Here it is, the middle of August. This week, my husband and I finished our stint as Tuesday morning breakfast cooks at New Life Camp, an overnight Christian summer camp here in Raleigh where my kids have been campers and counselors for the last 20 years. The temps are back in the 80's instead of high 90's. My Facebook newsfeed is full of posts from my homeschool mama friends already starting school, or for those wringing out the last few weeks of summer for all their worth, planning to start school in the next few weeks. WalMart and Target are full of back-to-school banners and bins of Crayola markers, glue sticks, spiral notebooks, binders, and backpacks. My favorite homeschool bloggers are posting all kinds of advice about Getting Started and Easing into the School Year and Surviving High School and Planning Great Field Trips. And for the first time in 23 years, I am not making lesson plans for a child of mine.

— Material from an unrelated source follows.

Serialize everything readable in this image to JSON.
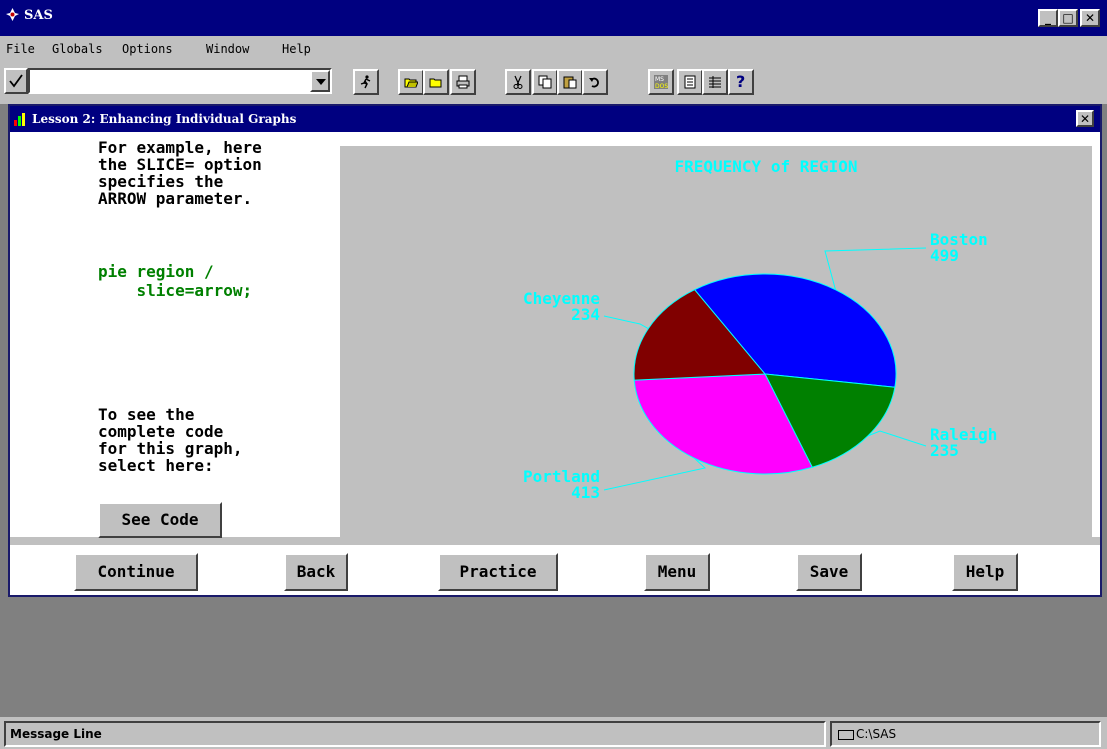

This is my first "new school year" as a retired homeschool mom, and it feels... weird. Bittersweet. Surreal. Suddenly the relentless rush of days of feeding, clothing, planning, teaching, chauffering, tending, counseling, and otherwise raising children has skidded to a halt, and I find myself wistfully thinking back over the years as though flipping through the pages of a scrapbook, catching glimpses of co-op classes and piano lessons and waiting at band practice and reading aloud on the couch and full calendars and a messy house. The messy house remains. But I've rolled over into a new season.
I am still teaching other people's children this year, so I am making middle school geography lesson plans. My youngest will still be home working this fall before moving away to start college in January. I feel incredibly grateful and have no regrets - except for all those things I wish I had done better.
I am adjusting, but am not quite there yet.